The Blacklist (2019 - 2021)
Laila Robins' longest running TV role, with the exception of her starring part on the single season of "Gabriel's Fire," has been on NBC's crime thriller series "The Blacklist." James Spader leads as Raymond "Red" Reddington, a criminal informant giving the FBI tips on some of the most dangerous criminals in the world. Robins joined the series at the end of Season 6 as Katarina Rostova, the Russian spy who has ties to both Red and the other series lead, Liz Keen (Megan Boone). As an important part of both of their pasts, Katarina is mentioned throughout the series — and shown as a young woman — before Robins brings her to the screen.
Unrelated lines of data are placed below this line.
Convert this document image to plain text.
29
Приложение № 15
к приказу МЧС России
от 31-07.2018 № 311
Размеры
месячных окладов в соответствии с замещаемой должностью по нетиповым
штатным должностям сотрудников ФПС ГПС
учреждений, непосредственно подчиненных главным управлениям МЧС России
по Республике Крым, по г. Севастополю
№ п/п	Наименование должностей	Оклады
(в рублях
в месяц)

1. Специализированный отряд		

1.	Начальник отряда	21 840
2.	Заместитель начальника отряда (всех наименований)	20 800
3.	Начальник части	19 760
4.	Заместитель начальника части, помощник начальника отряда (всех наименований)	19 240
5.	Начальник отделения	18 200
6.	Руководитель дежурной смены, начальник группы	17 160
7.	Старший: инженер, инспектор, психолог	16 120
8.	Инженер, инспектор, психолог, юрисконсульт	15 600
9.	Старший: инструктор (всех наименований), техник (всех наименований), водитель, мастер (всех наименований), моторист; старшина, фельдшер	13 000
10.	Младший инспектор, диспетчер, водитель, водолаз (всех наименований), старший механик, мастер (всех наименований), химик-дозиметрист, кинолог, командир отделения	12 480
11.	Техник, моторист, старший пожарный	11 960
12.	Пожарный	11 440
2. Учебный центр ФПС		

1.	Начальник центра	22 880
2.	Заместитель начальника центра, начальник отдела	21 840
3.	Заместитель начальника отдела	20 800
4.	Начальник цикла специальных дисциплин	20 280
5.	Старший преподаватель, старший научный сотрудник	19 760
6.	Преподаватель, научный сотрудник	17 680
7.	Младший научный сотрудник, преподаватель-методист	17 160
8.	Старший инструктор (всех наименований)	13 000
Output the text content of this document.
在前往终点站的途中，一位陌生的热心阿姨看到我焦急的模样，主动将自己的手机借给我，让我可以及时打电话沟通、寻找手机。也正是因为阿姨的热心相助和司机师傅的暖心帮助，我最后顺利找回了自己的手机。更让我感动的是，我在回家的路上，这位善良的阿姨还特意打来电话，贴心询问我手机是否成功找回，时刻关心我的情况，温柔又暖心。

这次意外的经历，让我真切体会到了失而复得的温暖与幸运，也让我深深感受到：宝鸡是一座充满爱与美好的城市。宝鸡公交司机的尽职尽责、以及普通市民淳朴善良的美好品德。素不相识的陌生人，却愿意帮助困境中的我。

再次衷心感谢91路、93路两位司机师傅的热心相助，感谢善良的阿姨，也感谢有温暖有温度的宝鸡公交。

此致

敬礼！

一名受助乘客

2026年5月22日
"Over the last six seasons there has been a lot of build up to her appearance," Robins said in an interview with Filme Carti. She said that it's challenging, but interesting to meet the expectations of the Katarina that has formed in the audience's heads. "That said, I have gotten wonderful feedback and it has been such fun to create her." Robins said she greatly enjoys the role: "Katarina has many facets and I enjoy jumping from one to the next. She is enigmatic, mysterious, and a blast to play! I know that the audience loves to hate her, but I look at her as just terribly misunderstood."